Niger : La preuve par le contraire !

En vérité, M. TANDJA, qu’on pourrait appeler « M. Niet » pour sa propension à opposer un « Non » cinglant et irrévocable aux autres, a fini à force de manœuvres à ne plus être le citoyen que ses concitoyens ont élu en 1999 puis réélu en 2004. Ce qui lui arrive aujourd’hui est beaucoup plus la résultante de ses propres turpitudes qu’autre chose. Au plan politique, l’homme est parvenu à se mettre à dos ceux qui ont contribué à le faire. C’est le cas notamment de son ancien dauphin désigné et ancien Premier ministre, Hama AMADOU, qu’il a « décagnoté » puis embastillé 8 mois durant et sur lequel, il s’est acharné contre toute logique et plus que de raison.

Un cas d’école ! La situation socio-politique de crise profonde du Niger, avec en toile de fond la volonté du président Mamadou TANDJA et de ses partisans de procéder à une relecture de la Constitution dans le sens de sauter le verrou constitutionnel qui oblige à une alternance le 22 décembre prochain est à tout point de vue un cas d’école qui devrait interpeller politiques et acteurs de la société civile de nos pays, observateurs et analystes des processus démocratiques en Afrique. C’est vrai que jusque-là on n’avait pas encore rencontré un tel cas de figure où le pouvoir en place est mis en difficulté par tous ceux qui militent contre ce qui est communément appelé dans nos contrées « tripatouillage » des constitutions ou encore « instauration de présidence à vie ». On a généralement eu droit à des révisions passées comme lettres à la poste, à des velléités vite éteintes dans l’œuf, avant même de prendre corps ou encore au respect scrupuleux des dispositions commandant l’alternance. D’où tous les clichés et les dérives qui vont avec d’une Afrique qui ne serait pas prête à la démocratie. Le cas du Niger autorise donc des analyses beaucoup plus profondes, d’autant qu’il met en exergue la démocratie dans toute sa plénitude. Un pouvoir contesté avec succès par une opposition sur des enjeux nationaux, le tout en s’appuyant sur un fonctionnement harmonieux des institutions. Un spectacle en lui-même digne d’intérêt. Et pourtant, le président Mamadou TANDJA nous avait assurés que son peuple voulait le voir prolonger son contrat à la tête de l’Etat et était pour cela prêt à amender sa loi fondamentale pour le lui permettre surtout que de « petits » politiciens s’y opposaient, sans tenir compte de ses intérêts. Il faut croire qu’il s’est laissé tromper par les apparences, à moins qu’il n’ait voulu se jouer lui-même du peuple nigérien pour s’imposer à son destin.

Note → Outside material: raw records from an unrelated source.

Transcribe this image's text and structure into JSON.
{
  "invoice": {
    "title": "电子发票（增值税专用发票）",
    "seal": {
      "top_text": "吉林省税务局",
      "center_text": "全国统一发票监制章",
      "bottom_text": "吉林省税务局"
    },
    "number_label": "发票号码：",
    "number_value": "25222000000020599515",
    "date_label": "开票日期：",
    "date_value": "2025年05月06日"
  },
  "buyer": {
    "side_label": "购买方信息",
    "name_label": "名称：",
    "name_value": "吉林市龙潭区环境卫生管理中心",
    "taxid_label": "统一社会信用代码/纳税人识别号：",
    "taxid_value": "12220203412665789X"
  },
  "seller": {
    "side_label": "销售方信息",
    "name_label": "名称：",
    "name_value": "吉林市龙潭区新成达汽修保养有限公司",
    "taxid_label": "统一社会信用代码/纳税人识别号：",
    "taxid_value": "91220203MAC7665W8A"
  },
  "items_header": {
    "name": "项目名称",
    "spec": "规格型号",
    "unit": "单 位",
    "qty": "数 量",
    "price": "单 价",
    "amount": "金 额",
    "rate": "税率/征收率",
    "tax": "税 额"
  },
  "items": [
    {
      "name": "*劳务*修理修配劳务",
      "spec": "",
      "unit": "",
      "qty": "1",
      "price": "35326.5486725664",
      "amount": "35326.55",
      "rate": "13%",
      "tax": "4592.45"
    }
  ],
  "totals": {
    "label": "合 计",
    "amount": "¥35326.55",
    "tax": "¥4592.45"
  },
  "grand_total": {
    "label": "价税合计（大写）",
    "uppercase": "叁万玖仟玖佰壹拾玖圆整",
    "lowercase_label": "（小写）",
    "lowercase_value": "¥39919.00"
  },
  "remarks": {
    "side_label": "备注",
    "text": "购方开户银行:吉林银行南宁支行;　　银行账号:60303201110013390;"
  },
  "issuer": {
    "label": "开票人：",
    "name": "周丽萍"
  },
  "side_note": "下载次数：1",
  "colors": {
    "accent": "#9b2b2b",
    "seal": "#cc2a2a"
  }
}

En vérité, M. TANDJA, qu’on pourrait appeler « M. Niet » pour sa propension à opposer un « Non » cinglant et irrévocable aux autres, a fini à force de manœuvres à ne plus être le citoyen que ses concitoyens ont élu en 1999 puis réélu en 2004. Ce qui lui arrive aujourd’hui est beaucoup plus la résultante de ses propres turpitudes qu’autre chose. Au plan politique, l’homme est parvenu à se mettre à dos ceux qui ont contribué à le faire. C’est le cas notamment de son ancien dauphin désigné et ancien Premier ministre, Hama AMADOU, qu’il a « décagnoté » puis embastillé 8 mois durant et sur lequel, il s’est acharné contre toute logique et plus que de raison. Que dire de sa gestion cavalière de la rebellion qui sévit dans le Nord du pays, alors que presque toute la société appelait à un dialogue pour une solution durable qui préserverait la cohésion nationale. Sa volte-face de dernière minute n’y a rien fait, puisque le mal était déjà fait. Comme si cela ne suffisait pas, sa majorité a volé en éclats, son ami et allié Moumouni DJERMAKOYE, ci-devant président de la Haute cour de justice ayant lui aussi rejoint le « front anti-tazarché » (1) avant de rendre l’âme.

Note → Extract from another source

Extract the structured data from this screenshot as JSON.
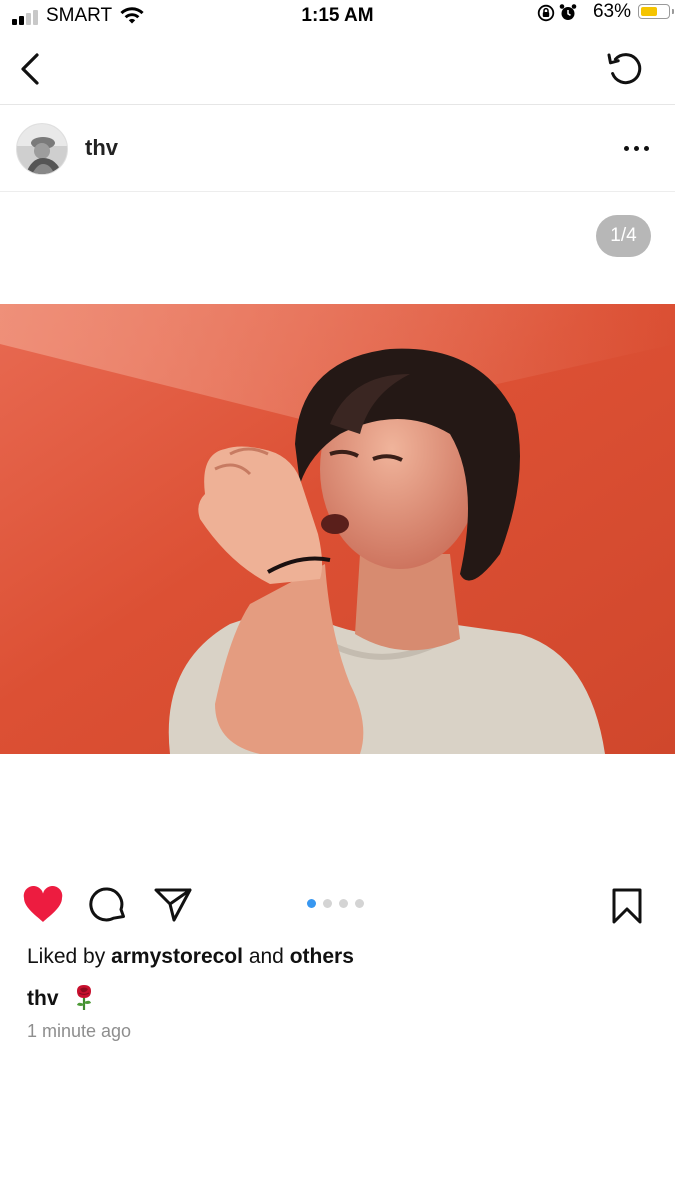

L’affaire était donc mal engagée surtout qu’en face les opposants n’ont ménagé aucun effort pour faire triompher leur cause, tant dans l’opinion publique nationale, qu’au plan international. En effet, ils ne se sont pas contentés de discours et ont travaillé à élargir leur base, en s’adjoignant une multitude d’associations de la société civile parmi les plus représentatives. La résultante a été l’opposition par deux fois de la Cour constitutionnelle aux projets présidentiels ; d’abord en rendant un avis défavorable le 25 mai à la tenue du référendum, puis en annulant le 12 juin le décret TANDJA pris pour fixer la date de ce référendum au 4 août.

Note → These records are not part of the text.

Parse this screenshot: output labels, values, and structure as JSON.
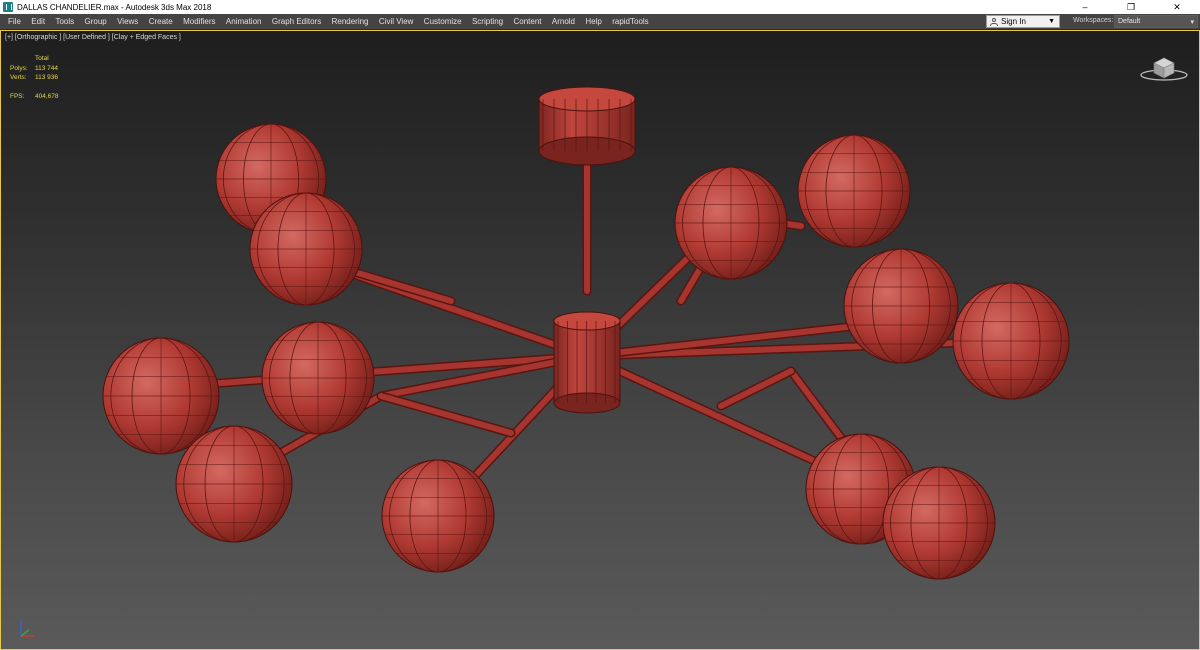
{
  "window": {
    "title": "DALLAS CHANDELIER.max - Autodesk 3ds Max 2018",
    "controls": [
      "–",
      "❐",
      "✕"
    ]
  },
  "menu": [
    "File",
    "Edit",
    "Tools",
    "Group",
    "Views",
    "Create",
    "Modifiers",
    "Animation",
    "Graph Editors",
    "Rendering",
    "Civil View",
    "Customize",
    "Scripting",
    "Content",
    "Arnold",
    "Help",
    "rapidTools"
  ],
  "signin": {
    "label": "Sign In",
    "caret": "▼"
  },
  "workspaces": {
    "label": "Workspaces:",
    "value": "Default",
    "caret": "▾"
  },
  "viewport": {
    "label": "[+] [Orthographic ] [User Defined ] [Clay + Edged Faces ]",
    "stats": {
      "header": "Total",
      "polys_label": "Polys:",
      "polys_value": "113 744",
      "verts_label": "Verts:",
      "verts_value": "113 936",
      "fps_label": "FPS:",
      "fps_value": "404,678"
    }
  },
  "colors": {
    "model": "#b03a33",
    "wire": "#5a1510",
    "stats_text": "#e8d84a",
    "viewport_border": "#e6c84b"
  }
}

On sait que le lendemain du premier revers, TANDJA n’y est pas allé avec le dos de la cuillère, il a tout simplement dissout l’Assemblée nationale et par la suite engagé des poursuites judiciaires contre les députés pour « détournements ». Un prétexte pour leur faire payer leur fronde, mais surtout leur renvoyer la monnaie de leur pièce, puisqu’ils étaient en droit de le traduire devant la Haute cour de justice pour « haute trahison » pour avoir essayé d’enfreindre à la Constitution. Si TANDJA espérait se sortir enfin d’affaires en demandant au « Conseil de la République », le vendredi 19, de lui permettre de légiférer par ordonnance pour assurer, disait-il, la continuité de l’Etat en l’absence du Parlement, mal lui en a pris, car celui-ci à son tour lui opposera une fin de non recevoir. « Monsieur Niet » pris donc à son propre jeu par une série de « Niet » dont il se souviendra toute sa vie. C’est dire s’il devait boire le calice jusqu’à la lie. En signant le samedi 20 le décret convoquant le corps électoral pour les législatives anticipées du 20 août sur proposition de la CENI, qui par ailleurs avait refusé de s’occuper de son référendum, déclare-t-il forfait en abandonnant son projet de révision constitutionnel qui en principe devrait précéder cette élection ? C’est le moindre mal qu’on puisse souhaiter au Niger. Mais vu les tergiversations auxquelles le maître des lieux nous a habitués rien n’est moins sûr.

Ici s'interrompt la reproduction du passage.